The National Science Foundation awarded Seth Campbell, associate professor at the School of Earth and Climate Sciences and Climate Change Institute, with $1,001,174 over two prestigious grants that will fund research about Alaska and Canada glacier change and connect hundreds of low-income high school students and first-generation college students with polar research.
NSF funded Campbell with $623,881 through a prestigious Early Career Development grant, awarded to researchers who have demonstrated the potential to serve as academic role models and to lead advances in the mission of their department or organization. Campbell’s research aims to quantify spatial and temporal variations in thickness, density, porosity, water content and volume change in firn — the intermediate phase in the transition process of snow packing into ice — across the Juneau Icefield in Southeast Alaska and Northwest Canada in order to understand the changing meltwater dynamics in the current climate.
“Glaciers and ice sheets across the Earth store a tremendous amount of meltwater in firn which can impact downstream ecosystems, including billions of humans,” Campbell says. “Unfortunately, we know very little about just how much meltwater is stored in firn and how this storage is likely to change as glaciers retreat due to climate change.”
Campbell and his team will study meltwater storage on the Juneau Icefield, which has a significant impact on the Gulf of Alaska, one of the most important marine ecosystems and fisheries on Earth, and because it is comparable to thousands of glaciers around the world. UMaine co-operates an annual field training program on the Juneau Icefield with the Foundation for Glacier & Environmental Research called the Juneau Icefield Research Program, which allows for coupling real glacier research with education.
NSF also awarded Campbell with a $377,293 Pathways into the Geosciences — Earth, Ocean, Polar and Atmospheric Sciences grant, designed to improve education in these scientific fields. Campbell’s grant focuses on providing field and classroom opportunities for high school students in the Department of Education-funded Upward Bound (UB) program. UB supports over 80,000 high school students nationwide who hail from low-income families or who will be first generation college students. Participating UB students will have the opportunity to travel to Alaska to learn, hands-on, about polar Earth systems science and experience a “Virtual Alaska” and “Virtual Antarctica” in the classroom at their host institutions. This project will also provide training for high school teachers who are interested in bolstering their current Earth science curriculum to include new and engaging hands-on polar Earth systems science lessons which include real data and real science discoveries.

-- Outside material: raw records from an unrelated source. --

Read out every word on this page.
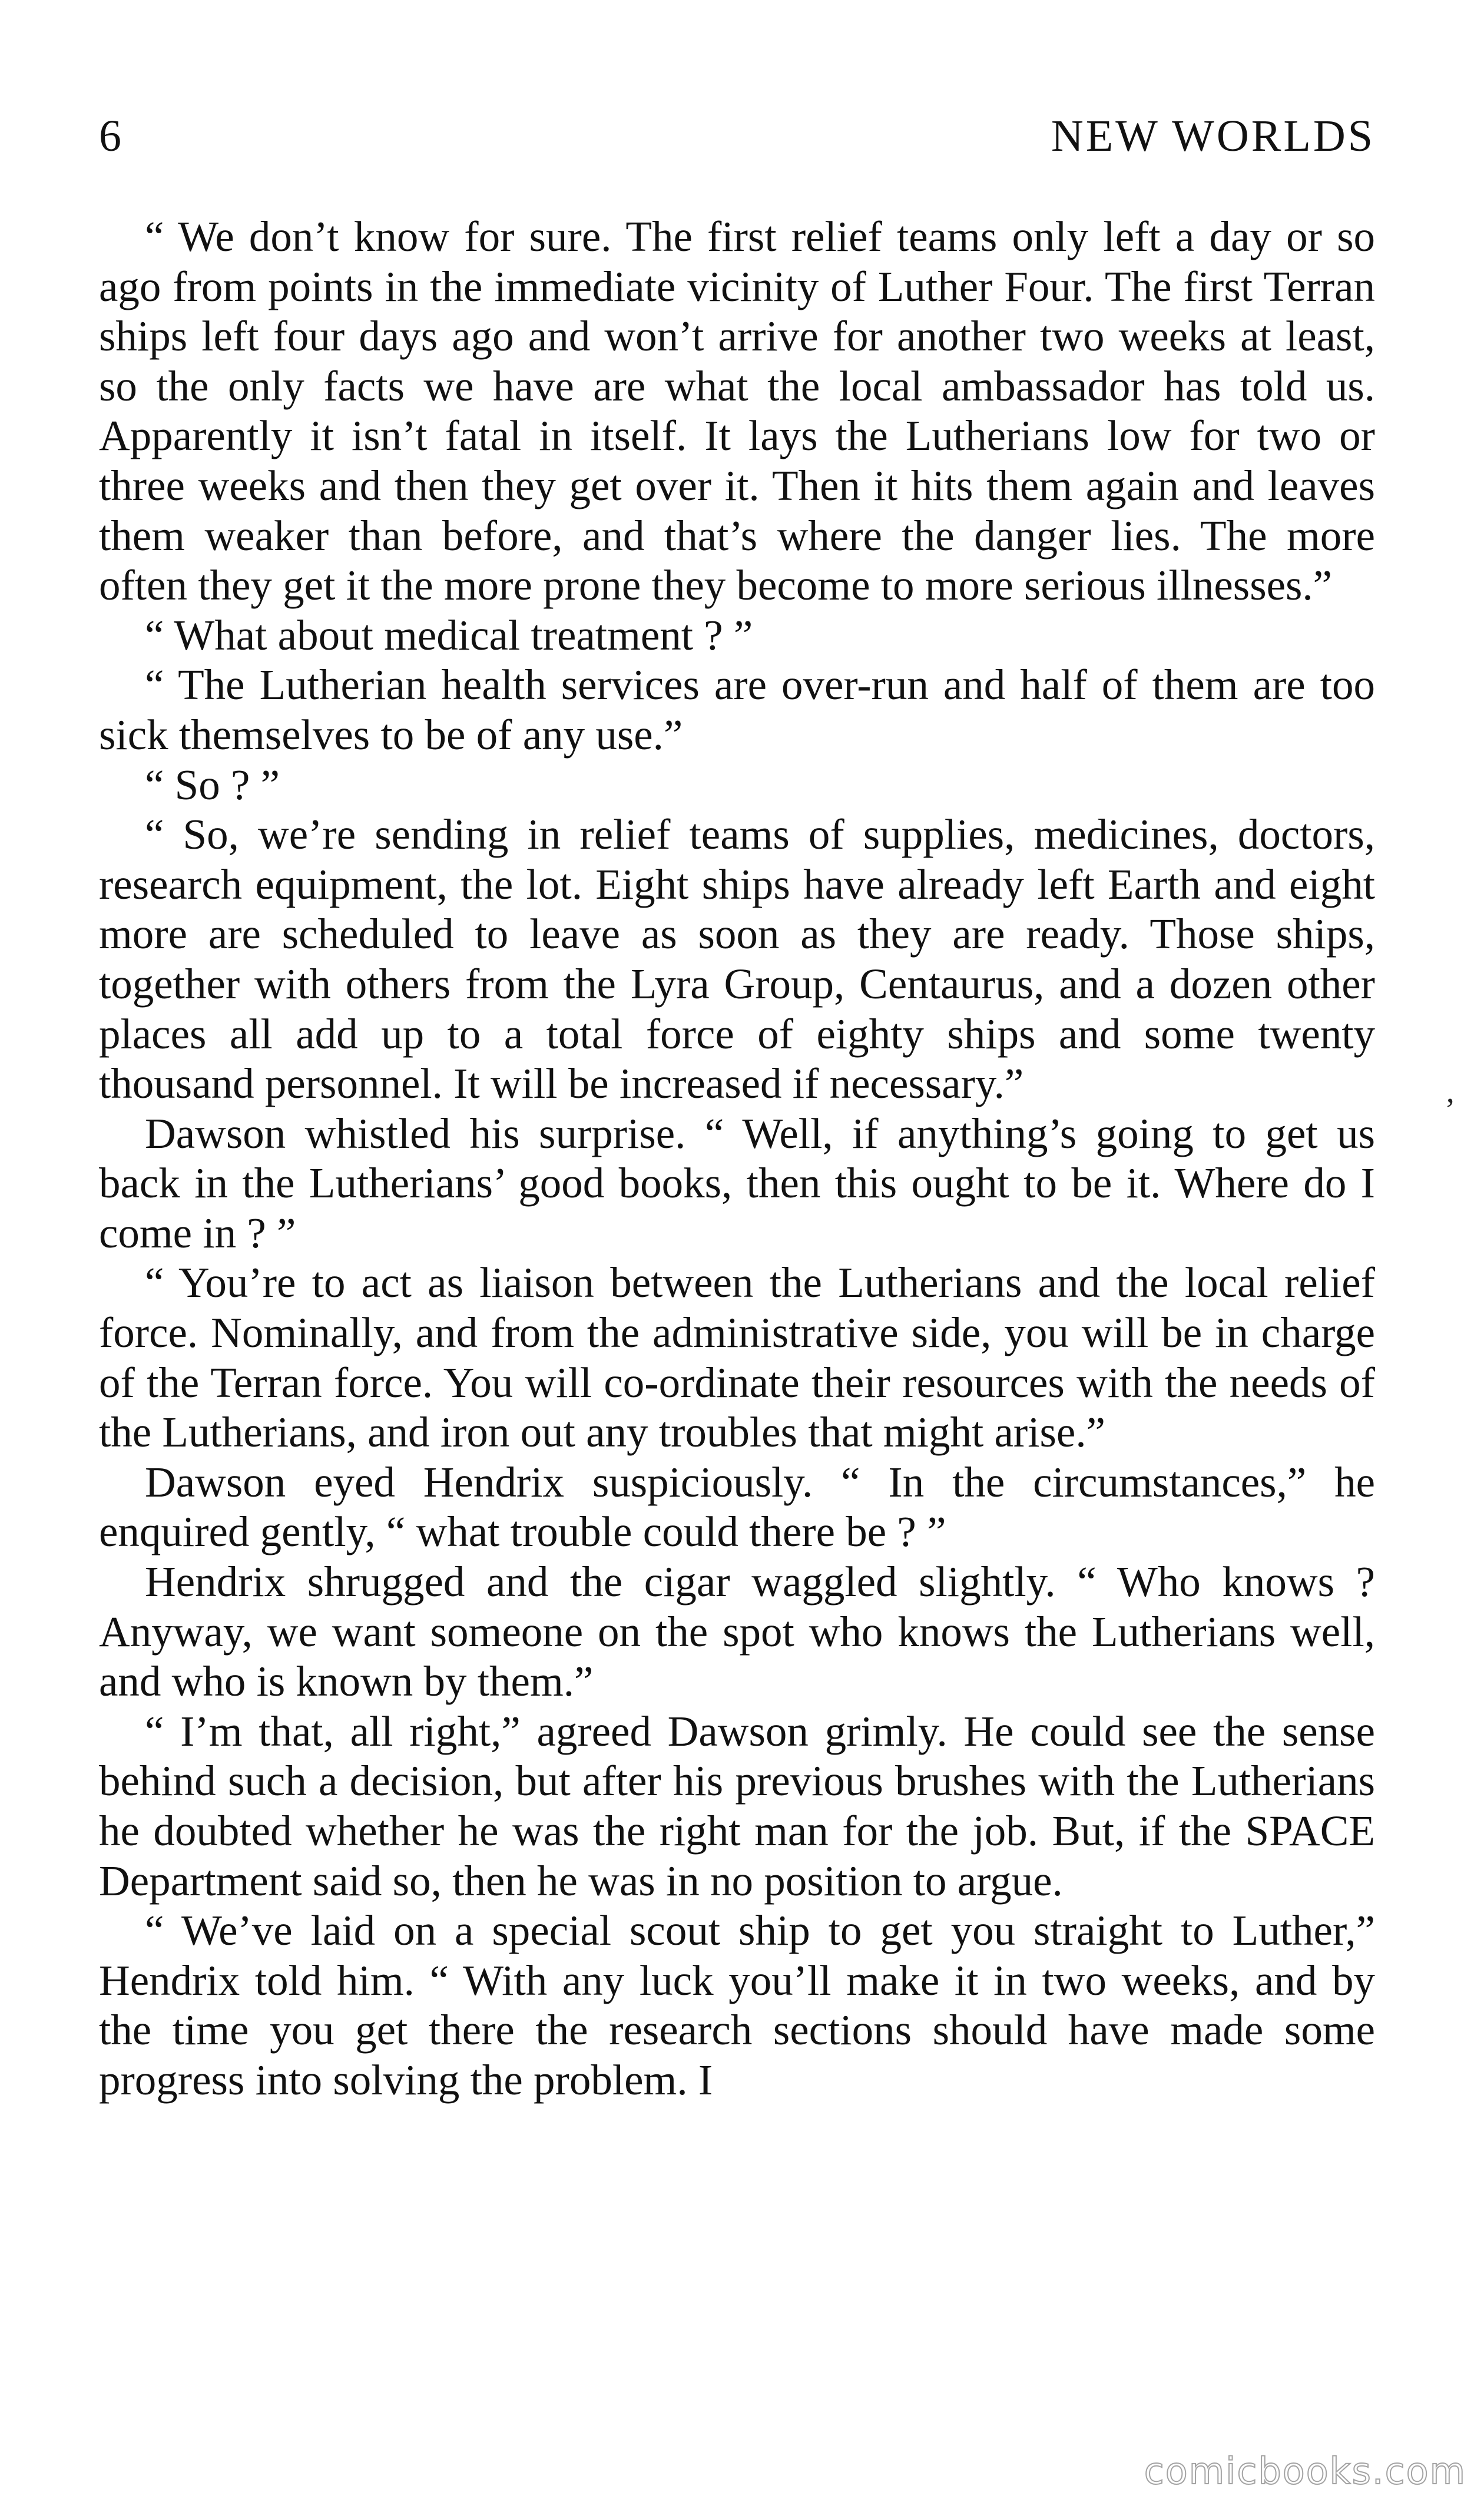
6	NEW WORLDS

“ We don’t know for sure. The first relief teams only left a day or so ago from points in the immediate vicinity of Luther Four. The first Terran ships left four days ago and won’t arrive for another two weeks at least, so the only facts we have are what the local ambassador has told us. Apparently it isn’t fatal in itself. It lays the Lutherians low for two or three weeks and then they get over it. Then it hits them again and leaves them weaker than before, and that’s where the danger lies. The more often they get it the more prone they become to more serious illnesses.”

“ What about medical treatment ? ”

“ The Lutherian health services are over-run and half of them are too sick themselves to be of any use.”

“ So ? ”

“ So, we’re sending in relief teams of supplies, medicines, doctors, research equipment, the lot. Eight ships have already left Earth and eight more are scheduled to leave as soon as they are ready. Those ships, together with others from the Lyra Group, Centaurus, and a dozen other places all add up to a total force of eighty ships and some twenty thousand personnel. It will be increased if necessary.”

Dawson whistled his surprise. “ Well, if anything’s going to get us back in the Lutherians’ good books, then this ought to be it. Where do I come in ? ”

“ You’re to act as liaison between the Lutherians and the local relief force. Nominally, and from the administrative side, you will be in charge of the Terran force. You will co-ordinate their resources with the needs of the Lutherians, and iron out any troubles that might arise.”

Dawson eyed Hendrix suspiciously. “ In the circumstances,” he enquired gently, “ what trouble could there be ? ”

Hendrix shrugged and the cigar waggled slightly. “ Who knows ? Anyway, we want someone on the spot who knows the Lutherians well, and who is known by them.”

“ I’m that, all right,” agreed Dawson grimly. He could see the sense behind such a decision, but after his previous brushes with the Lutherians he doubted whether he was the right man for the job. But, if the SPACE Department said so, then he was in no position to argue.

“ We’ve laid on a special scout ship to get you straight to Luther,” Hendrix told him. “ With any luck you’ll make it in two weeks, and by the time you get there the research sections should have made some progress into solving the problem. I

’
comicbooks.com
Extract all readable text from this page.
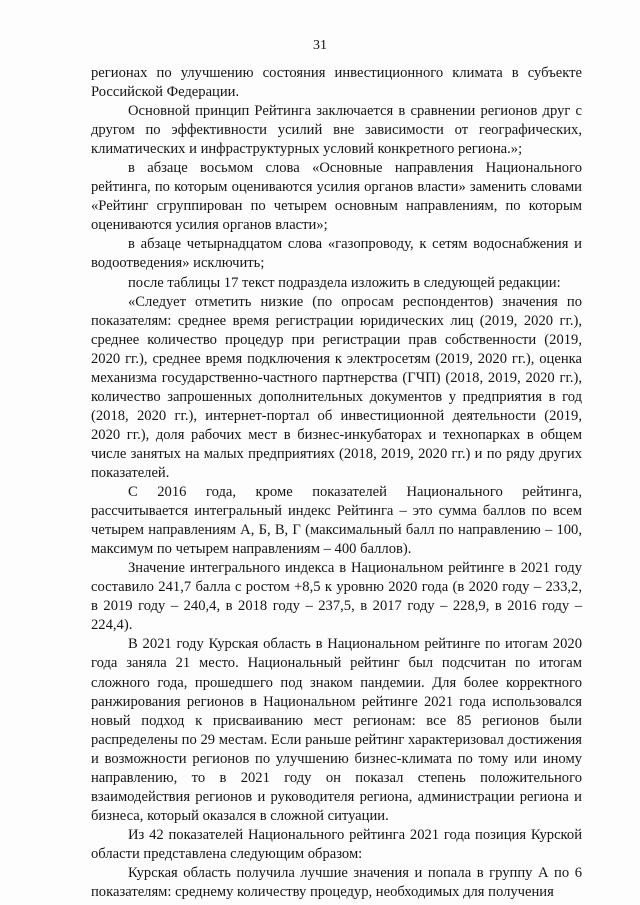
31

регионах по улучшению состояния инвестиционного климата в субъекте Российской Федерации.

Основной принцип Рейтинга заключается в сравнении регионов друг с другом по эффективности усилий вне зависимости от географических, климатических и инфраструктурных условий конкретного региона.»;

в абзаце восьмом слова «Основные направления Национального рейтинга, по которым оцениваются усилия органов власти» заменить словами «Рейтинг сгруппирован по четырем основным направлениям, по которым оцениваются усилия органов власти»;

в абзаце четырнадцатом слова «газопроводу, к сетям водоснабжения и водоотведения» исключить;

после таблицы 17 текст подраздела изложить в следующей редакции:

«Следует отметить низкие (по опросам респондентов) значения по показателям: среднее время регистрации юридических лиц (2019, 2020 гг.), среднее количество процедур при регистрации прав собственности (2019, 2020 гг.), среднее время подключения к электросетям (2019, 2020 гг.), оценка механизма государственно-частного партнерства (ГЧП) (2018, 2019, 2020 гг.), количество запрошенных дополнительных документов у предприятия в год (2018, 2020 гг.), интернет-портал об инвестиционной деятельности (2019, 2020 гг.), доля рабочих мест в бизнес-инкубаторах и технопарках в общем числе занятых на малых предприятиях (2018, 2019, 2020 гг.) и по ряду других показателей.

С 2016 года, кроме показателей Национального рейтинга, рассчитывается интегральный индекс Рейтинга – это сумма баллов по всем четырем направлениям А, Б, В, Г (максимальный балл по направлению – 100, максимум по четырем направлениям – 400 баллов).

Значение интегрального индекса в Национальном рейтинге в 2021 году составило 241,7 балла с ростом +8,5 к уровню 2020 года (в 2020 году – 233,2, в 2019 году – 240,4, в 2018 году – 237,5, в 2017 году – 228,9, в 2016 году – 224,4).

В 2021 году Курская область в Национальном рейтинге по итогам 2020 года заняла 21 место. Национальный рейтинг был подсчитан по итогам сложного года, прошедшего под знаком пандемии. Для более корректного ранжирования регионов в Национальном рейтинге 2021 года использовался новый подход к присваиванию мест регионам: все 85 регионов были распределены по 29 местам. Если раньше рейтинг характеризовал достижения и возможности регионов по улучшению бизнес-климата по тому или иному направлению, то в 2021 году он показал степень положительного взаимодействия регионов и руководителя региона, администрации региона и бизнеса, который оказался в сложной ситуации.

Из 42 показателей Национального рейтинга 2021 года позиция Курской области представлена следующим образом:

Курская область получила лучшие значения и попала в группу А по 6 показателям: среднему количеству процедур, необходимых для получения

To date, this project has engaged UB programs in Washington, Maine, Florida, Texas, California, Oregon and Alaska. The GEOPAths project — a partnership between UMaine, JIRP, University of Alaska Southeast and several affiliated UB programs — is expected to support hundreds of students over the course of three years.
In addition to his CAREER and GEOPAths projects, Campbell conducts research about the advance and retreat of the Antarctic Ice Sheet since the last interglacial period. Campbell is the co-principal investigator at three key locations — Mount Waesche, Pine Island Glacier and Wilkes Basin — and sent graduate students to study Pine Island Glacier and Hercules Dome, in 2022–23. Graduate students he is working with will travel to Waesche and Wilkes Basin in 2023–24.
Beyond conducting research at these four locations, the graduate students will also collect 3D video and photography to develop an interactive virtual reality experience to be used in the UB programs and other classrooms. Participating high school students will learn how to use virtual reality equipment, software and hardware. They will also contribute to the “Virtual Antarctica” and “Virtual Alaska” worlds by integrating current research into an educational video game, a task that can be expanded on by future cohorts of students.
An additional $29,740 in funding was provided to JIRP from Battelle, an independent not-for-profit organization that advances science and technology, to acquire the virtual reality, videography and photography equipment.
“Low-income communities across the planet are disproportionately impacted by climate change, pollution and other global environmental challenges,” Campbell says. “One of my goals is to help create future leaders who battle these challenges within their own communities. The GEOPAths funding will provide us opportunities to train students who are the most at risk to these issues and provide them the necessary science knowledge and support network so they can positively impact their communities while securing new opportunities for themselves.”